MOST working adults in Singapore are hugely underinsured - a lamentable state of affairs that creates opportunities for insurers, according to global consultancy McKinsey & Company.
McKinsey director Stephan Binder said that Singaporeans are covered on average for only 2.8 times their average annual income, well under the suggested level of 10 to 12 times.
So if you earn say $50,000 a year, your life insurance cover should extend to at least $500,000.
Dr Binder also said that while life insurance penetration for the mass affluent and upper mass segments is 91 per cent and 82 per cent respectively, it is only 61 per cent for those in the lower mass segment.
And it is this segment - roughly 45 per cent of the population - that represents a huge growth opportunity.

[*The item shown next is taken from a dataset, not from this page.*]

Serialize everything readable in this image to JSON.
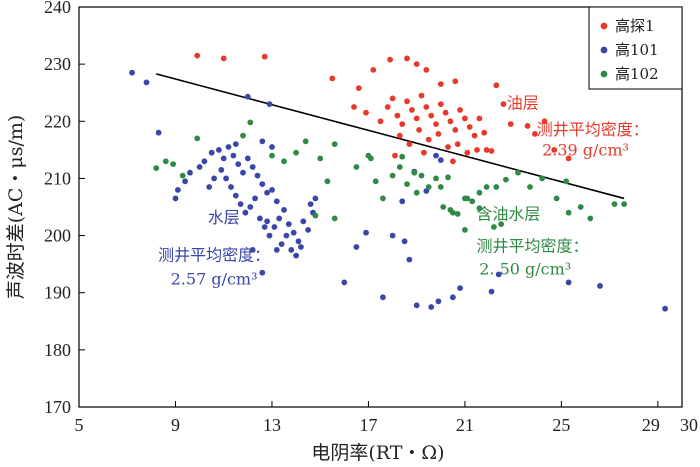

'Singapore's positive life insurance story remains intact, and growth over the next five years should average between 4 per cent and 6 per cent annually,' said the China-based Binder, who was here visiting.
His belief that the life insurance industry will grow to around $22 billion by 2013 will bring some comfort to the battered sector.
The financial market uncertainty has taken its toll on the industry, with people buying less life insurance and many consumers giving up policies.
The industry reported a 73 per cent drop in total premiums for the first quarter of this year to $2.99 billion compared with the same period a year ago.
Mr Nigel Andrade, a McKinsey partner, agreed that the market is far from saturated.
'It's not a population growth issue,' he said. 'Singapore's population may not be surging the way some other markets are, but the population is growing older and that increases the demand for insurance products.'
Mr Andrade said that while the long-term prospects remain bright, Singapore insurers may need to invest to emerge from the crisis in a position to capture those opportunities.
'Investment now can position a company better than its peers to weather the crisis and emerge in a strong position to capture longer term opportunities,' he said.